A Boat of Stars: New poems to inspire and enchant

A Boat of Stars: New poems to inspire and enchant

A Boat of Stars: New poems to inspire and enchant











A Boat of Stars: New poems to inspire and enchant

Margaret Connolly & Natalie Jane Prior (eds)

ABC, 2018

128pp., hbk., RRP $A29.99


A boat of stars came down tonight
and sailed around my bed –
it sprinkled stardust on my eyes,
put dreams inside my head…

Poetry, with its vocabulary, rhythm and sometimes rhyme, and its nuances that are the sounds of our spoken language is a critical part of helping our young readers not only learn to speak but also to fire their imaginations and create dreams.  Sadly, though, it has been a long time since we have had a new anthology of children’s poems that is appealing enough to attract the eyes and ears of our younger generation and so, to them, poems have become something you dissect for structure and syllables and struggle to emulate, missing the magic and meaning in the poet’s words.  

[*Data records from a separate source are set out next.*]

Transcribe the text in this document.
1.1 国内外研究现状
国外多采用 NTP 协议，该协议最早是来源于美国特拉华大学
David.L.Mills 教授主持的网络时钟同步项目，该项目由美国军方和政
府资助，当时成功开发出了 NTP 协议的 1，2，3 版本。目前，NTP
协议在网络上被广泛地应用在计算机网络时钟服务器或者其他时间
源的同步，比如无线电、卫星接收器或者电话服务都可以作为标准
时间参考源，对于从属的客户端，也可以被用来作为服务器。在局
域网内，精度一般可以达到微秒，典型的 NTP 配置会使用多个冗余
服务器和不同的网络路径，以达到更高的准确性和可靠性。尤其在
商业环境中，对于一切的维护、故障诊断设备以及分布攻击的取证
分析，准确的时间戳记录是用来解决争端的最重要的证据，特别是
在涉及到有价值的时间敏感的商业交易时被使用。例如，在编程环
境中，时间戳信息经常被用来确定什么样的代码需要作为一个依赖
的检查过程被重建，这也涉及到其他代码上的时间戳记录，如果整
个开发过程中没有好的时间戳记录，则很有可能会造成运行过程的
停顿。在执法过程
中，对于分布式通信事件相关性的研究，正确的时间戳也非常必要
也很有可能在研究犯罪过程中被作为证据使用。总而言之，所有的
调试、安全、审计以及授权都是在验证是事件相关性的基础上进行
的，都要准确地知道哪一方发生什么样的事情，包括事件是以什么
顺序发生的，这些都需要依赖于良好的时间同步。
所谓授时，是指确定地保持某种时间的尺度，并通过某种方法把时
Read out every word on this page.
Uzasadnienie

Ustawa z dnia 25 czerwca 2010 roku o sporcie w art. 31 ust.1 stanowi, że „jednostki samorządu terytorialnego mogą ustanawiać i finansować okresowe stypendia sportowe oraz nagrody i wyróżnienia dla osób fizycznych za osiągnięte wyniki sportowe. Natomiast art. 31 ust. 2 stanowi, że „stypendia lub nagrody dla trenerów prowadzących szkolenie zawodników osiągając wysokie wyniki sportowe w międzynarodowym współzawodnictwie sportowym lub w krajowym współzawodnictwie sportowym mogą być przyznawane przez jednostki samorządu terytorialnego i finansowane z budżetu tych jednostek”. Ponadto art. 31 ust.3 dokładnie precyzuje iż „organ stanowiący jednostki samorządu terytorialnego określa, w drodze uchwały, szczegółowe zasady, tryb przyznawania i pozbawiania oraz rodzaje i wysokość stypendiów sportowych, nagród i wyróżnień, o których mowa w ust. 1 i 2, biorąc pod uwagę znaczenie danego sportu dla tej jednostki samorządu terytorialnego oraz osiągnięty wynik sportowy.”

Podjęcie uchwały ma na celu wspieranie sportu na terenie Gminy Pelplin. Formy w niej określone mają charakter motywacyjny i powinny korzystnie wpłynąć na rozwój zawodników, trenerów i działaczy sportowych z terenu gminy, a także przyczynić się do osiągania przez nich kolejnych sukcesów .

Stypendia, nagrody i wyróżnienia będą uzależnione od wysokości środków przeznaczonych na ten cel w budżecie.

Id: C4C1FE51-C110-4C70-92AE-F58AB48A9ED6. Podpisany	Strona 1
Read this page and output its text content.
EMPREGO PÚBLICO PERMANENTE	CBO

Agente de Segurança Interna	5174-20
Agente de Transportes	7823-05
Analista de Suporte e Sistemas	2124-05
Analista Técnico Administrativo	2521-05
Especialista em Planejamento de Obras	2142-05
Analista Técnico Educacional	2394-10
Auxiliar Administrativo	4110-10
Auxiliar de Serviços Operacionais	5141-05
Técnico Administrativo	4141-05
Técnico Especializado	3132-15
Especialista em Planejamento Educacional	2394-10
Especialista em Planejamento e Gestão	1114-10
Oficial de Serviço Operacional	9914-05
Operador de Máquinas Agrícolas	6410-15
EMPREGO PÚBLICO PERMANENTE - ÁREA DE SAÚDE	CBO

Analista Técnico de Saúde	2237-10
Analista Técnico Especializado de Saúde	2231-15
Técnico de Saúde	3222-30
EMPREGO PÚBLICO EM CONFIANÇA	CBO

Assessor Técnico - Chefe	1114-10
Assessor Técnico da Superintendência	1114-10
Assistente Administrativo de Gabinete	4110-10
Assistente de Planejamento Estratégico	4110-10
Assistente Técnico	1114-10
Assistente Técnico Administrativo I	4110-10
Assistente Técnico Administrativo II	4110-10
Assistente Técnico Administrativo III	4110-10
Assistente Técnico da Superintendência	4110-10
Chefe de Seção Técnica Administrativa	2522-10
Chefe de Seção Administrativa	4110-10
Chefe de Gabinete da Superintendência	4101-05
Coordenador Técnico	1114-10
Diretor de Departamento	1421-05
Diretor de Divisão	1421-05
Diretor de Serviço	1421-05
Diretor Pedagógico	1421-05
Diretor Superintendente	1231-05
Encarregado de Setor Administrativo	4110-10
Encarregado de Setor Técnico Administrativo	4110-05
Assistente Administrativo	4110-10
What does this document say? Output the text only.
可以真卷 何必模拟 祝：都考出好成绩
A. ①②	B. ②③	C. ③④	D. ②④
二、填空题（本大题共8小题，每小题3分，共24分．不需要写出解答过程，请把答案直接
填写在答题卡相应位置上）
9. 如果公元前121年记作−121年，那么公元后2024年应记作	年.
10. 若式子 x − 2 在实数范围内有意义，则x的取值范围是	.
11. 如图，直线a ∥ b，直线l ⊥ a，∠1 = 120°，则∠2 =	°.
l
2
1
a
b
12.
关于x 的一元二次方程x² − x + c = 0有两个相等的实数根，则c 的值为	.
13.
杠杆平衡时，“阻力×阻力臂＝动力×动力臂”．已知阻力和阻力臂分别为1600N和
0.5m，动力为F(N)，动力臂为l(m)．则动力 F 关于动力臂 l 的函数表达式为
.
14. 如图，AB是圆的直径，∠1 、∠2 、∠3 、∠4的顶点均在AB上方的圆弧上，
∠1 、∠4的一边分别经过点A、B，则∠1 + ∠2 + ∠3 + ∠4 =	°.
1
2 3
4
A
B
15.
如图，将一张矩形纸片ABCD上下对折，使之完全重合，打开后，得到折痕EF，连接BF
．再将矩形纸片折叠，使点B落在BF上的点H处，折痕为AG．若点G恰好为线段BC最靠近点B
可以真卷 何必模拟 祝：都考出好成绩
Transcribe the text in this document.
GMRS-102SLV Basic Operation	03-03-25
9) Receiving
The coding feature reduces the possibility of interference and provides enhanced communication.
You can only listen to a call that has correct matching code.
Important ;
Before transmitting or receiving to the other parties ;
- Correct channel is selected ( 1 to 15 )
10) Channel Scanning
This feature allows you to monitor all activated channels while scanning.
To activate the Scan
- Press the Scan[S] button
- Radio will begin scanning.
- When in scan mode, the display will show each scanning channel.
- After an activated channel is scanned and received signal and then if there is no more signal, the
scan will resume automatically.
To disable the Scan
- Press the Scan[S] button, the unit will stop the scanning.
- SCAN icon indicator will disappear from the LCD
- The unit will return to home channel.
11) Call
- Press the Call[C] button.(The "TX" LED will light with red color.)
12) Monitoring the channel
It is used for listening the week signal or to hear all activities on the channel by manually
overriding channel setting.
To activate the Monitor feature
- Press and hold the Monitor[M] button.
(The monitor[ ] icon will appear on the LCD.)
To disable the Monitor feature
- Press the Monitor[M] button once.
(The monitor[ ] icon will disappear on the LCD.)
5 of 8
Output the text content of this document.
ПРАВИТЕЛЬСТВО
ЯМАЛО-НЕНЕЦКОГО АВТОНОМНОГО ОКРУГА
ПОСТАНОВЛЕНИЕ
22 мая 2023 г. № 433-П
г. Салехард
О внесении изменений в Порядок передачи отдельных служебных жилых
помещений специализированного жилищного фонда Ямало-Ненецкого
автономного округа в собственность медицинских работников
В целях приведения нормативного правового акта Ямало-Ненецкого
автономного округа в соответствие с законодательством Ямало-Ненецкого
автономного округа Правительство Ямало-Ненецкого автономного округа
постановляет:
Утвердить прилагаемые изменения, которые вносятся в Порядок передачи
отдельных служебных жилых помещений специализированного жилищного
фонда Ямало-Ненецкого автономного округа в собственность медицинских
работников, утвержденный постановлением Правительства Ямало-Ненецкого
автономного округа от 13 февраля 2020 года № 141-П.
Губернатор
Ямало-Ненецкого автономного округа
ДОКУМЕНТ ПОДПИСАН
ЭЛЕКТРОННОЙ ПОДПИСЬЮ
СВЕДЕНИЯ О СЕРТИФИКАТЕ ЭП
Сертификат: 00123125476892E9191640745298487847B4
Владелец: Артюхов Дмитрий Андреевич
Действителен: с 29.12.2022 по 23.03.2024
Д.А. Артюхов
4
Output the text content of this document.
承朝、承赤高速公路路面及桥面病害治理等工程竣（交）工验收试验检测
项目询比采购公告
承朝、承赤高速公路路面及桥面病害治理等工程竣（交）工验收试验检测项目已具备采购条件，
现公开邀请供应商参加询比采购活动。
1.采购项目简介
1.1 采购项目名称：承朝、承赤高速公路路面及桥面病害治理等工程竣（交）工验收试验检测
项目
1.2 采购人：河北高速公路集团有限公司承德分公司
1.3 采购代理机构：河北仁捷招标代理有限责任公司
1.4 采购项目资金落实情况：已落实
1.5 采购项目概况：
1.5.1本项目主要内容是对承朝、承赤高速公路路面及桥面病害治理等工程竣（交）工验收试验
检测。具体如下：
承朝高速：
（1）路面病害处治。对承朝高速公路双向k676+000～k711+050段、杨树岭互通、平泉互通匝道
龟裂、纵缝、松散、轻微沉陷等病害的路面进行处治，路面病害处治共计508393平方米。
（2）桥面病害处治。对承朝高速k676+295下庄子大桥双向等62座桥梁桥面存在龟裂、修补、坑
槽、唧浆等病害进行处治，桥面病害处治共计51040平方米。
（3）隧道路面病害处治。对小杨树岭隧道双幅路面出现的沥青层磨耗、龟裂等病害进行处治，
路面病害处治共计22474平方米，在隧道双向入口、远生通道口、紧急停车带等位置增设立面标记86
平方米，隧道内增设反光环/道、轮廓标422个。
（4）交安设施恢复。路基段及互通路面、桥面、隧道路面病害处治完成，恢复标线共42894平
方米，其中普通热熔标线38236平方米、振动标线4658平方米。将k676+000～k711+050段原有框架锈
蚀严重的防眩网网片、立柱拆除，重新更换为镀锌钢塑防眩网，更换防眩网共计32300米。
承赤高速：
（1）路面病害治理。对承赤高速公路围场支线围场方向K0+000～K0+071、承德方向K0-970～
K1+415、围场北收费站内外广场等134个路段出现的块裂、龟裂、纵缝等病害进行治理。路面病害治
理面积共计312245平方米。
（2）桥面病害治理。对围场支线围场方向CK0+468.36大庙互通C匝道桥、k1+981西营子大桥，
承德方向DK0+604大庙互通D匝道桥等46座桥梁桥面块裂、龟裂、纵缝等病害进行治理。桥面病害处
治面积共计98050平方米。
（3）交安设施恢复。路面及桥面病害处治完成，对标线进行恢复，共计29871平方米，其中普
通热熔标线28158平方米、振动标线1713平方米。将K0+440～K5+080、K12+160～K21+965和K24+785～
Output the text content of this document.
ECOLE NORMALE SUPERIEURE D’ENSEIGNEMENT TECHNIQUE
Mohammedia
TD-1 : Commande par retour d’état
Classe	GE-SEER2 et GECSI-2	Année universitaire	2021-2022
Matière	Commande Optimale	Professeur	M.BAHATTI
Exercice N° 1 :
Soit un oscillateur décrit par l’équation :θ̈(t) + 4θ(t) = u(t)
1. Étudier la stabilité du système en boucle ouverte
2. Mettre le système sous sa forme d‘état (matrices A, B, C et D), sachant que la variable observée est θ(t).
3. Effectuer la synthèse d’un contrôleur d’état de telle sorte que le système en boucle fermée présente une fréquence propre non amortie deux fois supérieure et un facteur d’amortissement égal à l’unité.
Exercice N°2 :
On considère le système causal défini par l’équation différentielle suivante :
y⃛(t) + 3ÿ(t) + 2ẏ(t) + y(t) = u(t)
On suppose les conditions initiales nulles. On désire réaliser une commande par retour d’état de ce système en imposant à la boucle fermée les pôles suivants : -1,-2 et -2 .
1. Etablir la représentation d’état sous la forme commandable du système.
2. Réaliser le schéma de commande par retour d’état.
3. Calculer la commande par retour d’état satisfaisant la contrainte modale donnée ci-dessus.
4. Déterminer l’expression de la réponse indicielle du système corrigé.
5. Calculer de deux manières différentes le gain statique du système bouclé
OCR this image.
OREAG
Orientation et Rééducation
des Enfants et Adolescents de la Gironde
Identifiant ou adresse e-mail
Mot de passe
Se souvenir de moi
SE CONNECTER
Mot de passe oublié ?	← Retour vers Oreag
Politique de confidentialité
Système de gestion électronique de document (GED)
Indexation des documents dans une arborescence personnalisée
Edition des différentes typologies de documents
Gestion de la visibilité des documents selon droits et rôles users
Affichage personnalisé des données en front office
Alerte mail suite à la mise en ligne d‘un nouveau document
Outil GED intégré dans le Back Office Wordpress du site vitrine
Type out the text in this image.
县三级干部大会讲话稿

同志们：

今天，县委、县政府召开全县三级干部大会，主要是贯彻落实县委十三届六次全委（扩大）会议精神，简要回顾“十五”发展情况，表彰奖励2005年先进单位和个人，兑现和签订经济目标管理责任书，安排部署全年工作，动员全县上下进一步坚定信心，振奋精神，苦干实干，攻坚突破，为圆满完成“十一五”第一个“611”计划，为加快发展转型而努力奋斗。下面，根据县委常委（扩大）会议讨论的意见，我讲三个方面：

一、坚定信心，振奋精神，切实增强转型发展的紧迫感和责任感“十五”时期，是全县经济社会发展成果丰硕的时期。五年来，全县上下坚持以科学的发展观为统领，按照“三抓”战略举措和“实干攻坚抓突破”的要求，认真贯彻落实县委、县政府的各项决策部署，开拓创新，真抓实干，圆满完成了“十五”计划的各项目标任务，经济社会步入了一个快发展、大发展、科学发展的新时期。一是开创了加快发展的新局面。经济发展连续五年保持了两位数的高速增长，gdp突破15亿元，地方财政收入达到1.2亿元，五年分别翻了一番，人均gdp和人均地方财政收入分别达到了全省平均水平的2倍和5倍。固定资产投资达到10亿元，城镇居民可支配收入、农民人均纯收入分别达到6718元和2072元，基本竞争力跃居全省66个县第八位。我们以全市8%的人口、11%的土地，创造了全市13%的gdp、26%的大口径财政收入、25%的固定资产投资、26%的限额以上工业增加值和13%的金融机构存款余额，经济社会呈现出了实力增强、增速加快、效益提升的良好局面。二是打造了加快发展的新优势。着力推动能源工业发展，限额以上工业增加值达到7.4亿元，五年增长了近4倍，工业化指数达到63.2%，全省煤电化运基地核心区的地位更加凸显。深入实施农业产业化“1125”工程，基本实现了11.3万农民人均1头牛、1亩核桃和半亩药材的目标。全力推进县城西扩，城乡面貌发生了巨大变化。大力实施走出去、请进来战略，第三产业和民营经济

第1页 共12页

In this new collection put together by Margaret Connolly & Natalie Jane Prior because,like many parents and teachers, they struggled to find something that would engage, many of Australia’s renowned writers and illustrators have plied their craft with words and media to bring a joyful, diverse, and thoroughly engaging posse of poems that will re-ignite the beauty of the format and have children feeling satisfied that despite the brevity, they have visited a new place, thought new thoughts and heard a story. 

With topics ranging from zucchinis to giraffes to balls and beyond, each one is different in topic and structure and each reaches out to the everyday lives of our children, drawing them into something they are familiar with but told in a brand new way.  Something as common as a new baby coming into the family is given a whole new spin by Sophie Masson and  Julie Vivas; as ordinary as getting a new hat (Alexa Moses and Matt Shanks) or even just digging a hole (Kate Mayes and Matt Shanks) are brought to life in a way that inspires the imagination and suggests that poetry really does have a special place in their reading menu.  Being able to tell a story in just a few words and even fewer lines is a gift that few have but to the listener/reader it highlights the beauty of our language and shows how it is possible to make every word work hard to stir the brain and the heart.

This really is “a boat of stars” for the imagination and dreams, one that is accessible to all as a shared experience and a welcome addition to a critical area of literature and language that has been neglected for too long.